Can disability be a gift not only to the disabled person but to those around him or her? Steve certainly thought so. While working he was an absent husband and father. During the infrequent times when he was at home, he was distant and imperious. When he was first disabled, he didn’t do much better: he was too absorbed with his own difficulties to be aware of the needs of others. However, once he had come to terms with his disability–once he had simplified–he became much more available to his family, friends, and community. He now devoted quite a bit of his time and energy to three young grandchildren who lived nearby. He talked to them with a gentleness he hadn’t had with his own children. They in turn became sensitive to his needs, fetching things for him he couldn’t get for himself. Steve was no longer a gruff, self-absorbed figure but a loving grandpa living out his affection for them.
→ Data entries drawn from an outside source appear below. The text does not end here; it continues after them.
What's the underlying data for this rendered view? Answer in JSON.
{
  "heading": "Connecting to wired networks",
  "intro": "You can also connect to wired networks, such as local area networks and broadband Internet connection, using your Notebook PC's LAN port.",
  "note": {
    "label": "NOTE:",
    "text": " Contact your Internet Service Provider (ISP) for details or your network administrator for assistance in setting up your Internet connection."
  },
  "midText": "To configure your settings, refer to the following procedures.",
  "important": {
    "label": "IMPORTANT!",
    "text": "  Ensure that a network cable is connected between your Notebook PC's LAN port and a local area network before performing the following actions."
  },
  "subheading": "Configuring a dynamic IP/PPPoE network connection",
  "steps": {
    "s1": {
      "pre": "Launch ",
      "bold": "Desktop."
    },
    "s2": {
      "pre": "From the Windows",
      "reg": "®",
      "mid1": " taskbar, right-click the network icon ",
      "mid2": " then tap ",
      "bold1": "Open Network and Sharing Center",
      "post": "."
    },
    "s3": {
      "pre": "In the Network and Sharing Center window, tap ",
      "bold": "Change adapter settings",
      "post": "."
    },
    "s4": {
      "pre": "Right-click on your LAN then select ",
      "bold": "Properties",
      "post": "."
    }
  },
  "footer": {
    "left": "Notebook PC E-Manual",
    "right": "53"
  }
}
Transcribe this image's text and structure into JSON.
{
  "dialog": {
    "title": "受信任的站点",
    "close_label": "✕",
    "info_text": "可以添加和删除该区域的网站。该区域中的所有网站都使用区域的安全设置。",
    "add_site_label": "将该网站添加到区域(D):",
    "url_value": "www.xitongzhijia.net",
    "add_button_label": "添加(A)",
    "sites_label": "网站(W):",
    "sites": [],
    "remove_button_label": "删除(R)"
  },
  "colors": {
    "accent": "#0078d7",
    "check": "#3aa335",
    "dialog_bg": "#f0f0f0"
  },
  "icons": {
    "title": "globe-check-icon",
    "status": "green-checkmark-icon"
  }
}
I’ve written before about the what 17th century Puritan Richard Baxter thought were the characteristics of those who aged well. Baxter thought that the elderly Christians in his congregation were heroes whom younger members of the church could emulate. He divided those heroes into two groups; those whose heroism was in the active mode and those whose heroism was in the passive mode. Those in the active mode were still out doing good deeds in the church and the community. Those whose heroism was in the passive mode had physical limitations that made such deeds impossible. These elderly saints were heroes because they remained true to their hope, enduring suffering faithfully. As such, they became models of how to live the Christian life in times of hardship. It seems to me that the physical simplification that comes with disability is of this sort, accepting limitations with patience and graciousness, looking hopefully to the life beyond this one where broken bodies will again be made new.